I opened my mouth, about to speak, but my breath caught in my throat as I thought better of it. I just sort of shook my head. I had a million thoughts running through my mind but none of them seemed good enough, witty enough to turn into words. I just stared some more at the pavement. I compared myself to your suitcase, both of us worn down looking, overstuffed and about to burst. I already looked like an idiot. I didn't want to start bawling, but I could feel it coming on and it terrified me.
I tried to apologize but the words wouldn't come, and I turned to leave just as the tears began streaming. You grabbed my shoulder and violently made me face you. I cowered, afraid you were going to hit me, despite you never laying a finger on me.
"Look..." you said, your voice softening. You layed the back of your hand on my cheek as you grabbed your bag, and I swear to this day you looked almost ashamed.

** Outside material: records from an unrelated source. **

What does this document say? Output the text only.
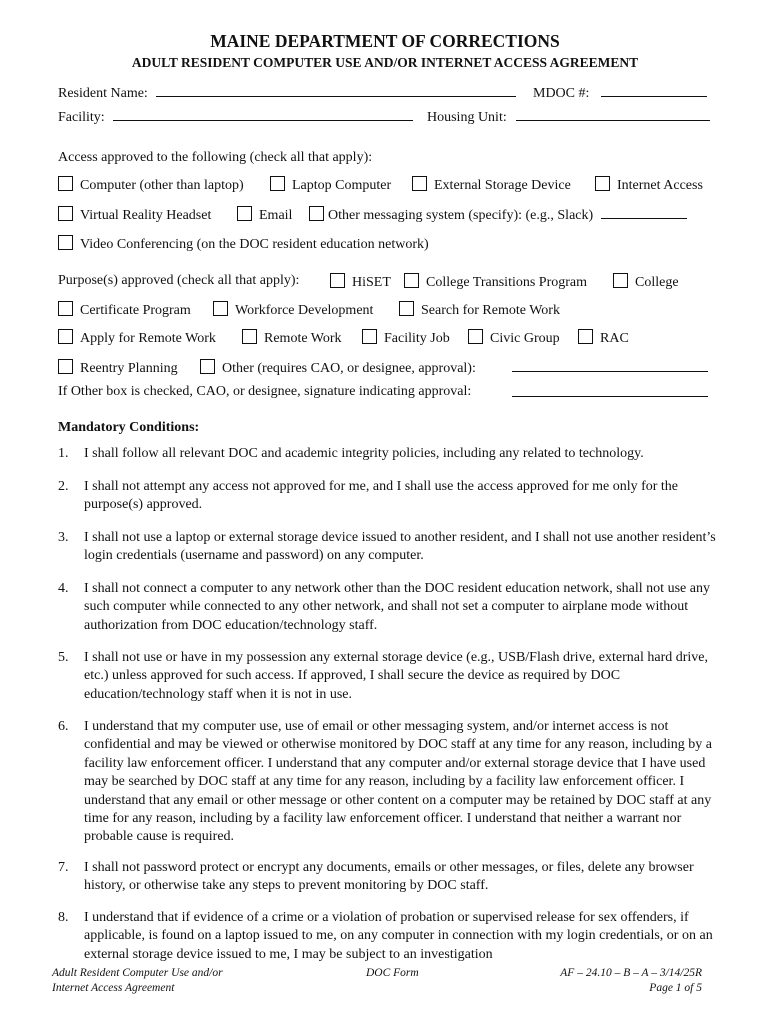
MAINE DEPARTMENT OF CORRECTIONS
ADULT RESIDENT COMPUTER USE AND/OR INTERNET ACCESS AGREEMENT
Resident Name:	MDOC #:
Facility:	Housing Unit:
Access approved to the following (check all that apply):
Computer (other than laptop)	Laptop Computer	External Storage Device	Internet Access
Virtual Reality Headset	Email	Other messaging system (specify): (e.g., Slack)
Video Conferencing (on the DOC resident education network)
Purpose(s) approved (check all that apply):	HiSET	College Transitions Program	College
Certificate Program	Workforce Development	Search for Remote Work
Apply for Remote Work	Remote Work	Facility Job	Civic Group	RAC
Reentry Planning	Other (requires CAO, or designee, approval):
If Other box is checked, CAO, or designee, signature indicating approval:
Mandatory Conditions:
1. I shall follow all relevant DOC and academic integrity policies, including any related to technology.
2. I shall not attempt any access not approved for me, and I shall use the access approved for me only for the purpose(s) approved.
3. I shall not use a laptop or external storage device issued to another resident, and I shall not use another resident’s login credentials (username and password) on any computer.
4. I shall not connect a computer to any network other than the DOC resident education network, shall not use any such computer while connected to any other network, and shall not set a computer to airplane mode without authorization from DOC education/technology staff.
5. I shall not use or have in my possession any external storage device (e.g., USB/Flash drive, external hard drive, etc.) unless approved for such access. If approved, I shall secure the device as required by DOC education/technology staff when it is not in use.
6. I understand that my computer use, use of email or other messaging system, and/or internet access is not confidential and may be viewed or otherwise monitored by DOC staff at any time for any reason, including by a facility law enforcement officer. I understand that any computer and/or external storage device that I have used may be searched by DOC staff at any time for any reason, including by a facility law enforcement officer. I understand that any email or other message or other content on a computer may be retained by DOC staff at any time for any reason, including by a facility law enforcement officer. I understand that neither a warrant nor probable cause is required.
7. I shall not password protect or encrypt any documents, emails or other messages, or files, delete any browser history, or otherwise take any steps to prevent monitoring by DOC staff.
8. I understand that if evidence of a crime or a violation of probation or supervised release for sex offenders, if applicable, is found on a laptop issued to me, on any computer in connection with my login credentials, or on an external storage device issued to me, I may be subject to an investigation
Adult Resident Computer Use and/or
Internet Access Agreement
DOC Form	AF – 24.10 – B – A – 3/14/25R
Page 1 of 5
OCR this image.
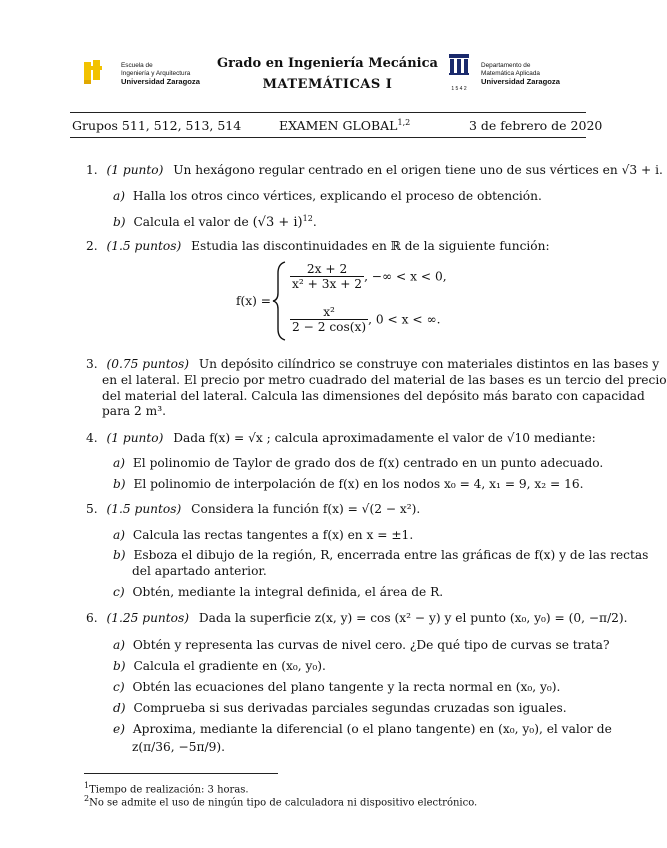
Escuela de
Ingeniería y Arquitectura
Universidad Zaragoza
1 5 4 2
Departamento de
Matemática Aplicada
Universidad Zaragoza
Grado en Ingeniería Mecánica
MATEMÁTICAS I
Grupos 511, 512, 513, 514	EXAMEN GLOBAL$^{1,2}$	3 de febrero de 2020
1. (1 punto) Un hexágono regular centrado en el origen tiene uno de sus vértices en √3 + i.
a) Halla los otros cinco vértices, explicando el proceso de obtención.
b) Calcula el valor de $(√3 + i)^{12}$.
2. (1.5 puntos) Estudia las discontinuidades en ℝ de la siguiente función:
f(x) =
$\frac{2x + 2}{\text{x² + 3x + 2}}$ , −∞ < x < 0,
$\frac{\text{x²}}{2 - 2 \cos(x)}$ , 0 < x < ∞.
3. (0.75 puntos) Un depósito cilíndrico se construye con materiales distintos en las bases y
en el lateral. El precio por metro cuadrado del material de las bases es un tercio del precio
del material del lateral. Calcula las dimensiones del depósito más barato con capacidad
para 2 m³.
4. (1 punto) Dada f(x) = √x ; calcula aproximadamente el valor de √10 mediante:
a) El polinomio de Taylor de grado dos de f(x) centrado en un punto adecuado.
b) El polinomio de interpolación de f(x) en los nodos x₀ = 4, x₁ = 9, x₂ = 16.
5. (1.5 puntos) Considera la función f(x) = √(2 − x²).
a) Calcula las rectas tangentes a f(x) en x = ±1.
b) Esboza el dibujo de la región, R, encerrada entre las gráficas de f(x) y de las rectas
del apartado anterior.
c) Obtén, mediante la integral definida, el área de R.
6. (1.25 puntos) Dada la superficie z(x, y) = cos (x² − y) y el punto (x₀, y₀) = (0, −π/2).
a) Obtén y representa las curvas de nivel cero. ¿De qué tipo de curvas se trata?
b) Calcula el gradiente en (x₀, y₀).
c) Obtén las ecuaciones del plano tangente y la recta normal en (x₀, y₀).
d) Comprueba si sus derivadas parciales segundas cruzadas son iguales.
e) Aproxima, mediante la diferencial (o el plano tangente) en (x₀, y₀), el valor de
z(π/36, −5π/9).
$^1$Tiempo de realización: 3 horas.
$^2$No se admite el uso de ningún tipo de calculadora ni dispositivo electrónico.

Things could've been different, would have turned out differently if Bus #49 hadn't pulled up at that moment in time.
"Do you get jealous of the flowers?"
You looked so incredibly suprised at this, and I was just as much so. My voice sounded strange and childish, but somehow straightforward and dense too.
"I don't... I don't under... what do you mean?" You studdered, definately not something an epitamy of a confident man was expected to do. You dropped your suitcase, stepping back. The bus driver stared at us impatiently, but I disregarded him and blurted,
"They're never alone. They're always surrounded by something, you never see a flower by itself, you know? And they're so innocent, you know? So beautiful. They know no war, they know no hatred. They just.. sit there and look beautiful." I covered my mouth after this. I hadn't spoken so many words in weeks, months even. You simply gaped and grabbed your bags again, stepping onto the bus.
"I'm sorry," you uttered, "I'm so sorry."
I turned and walked away, staring at the pavement the entire way home.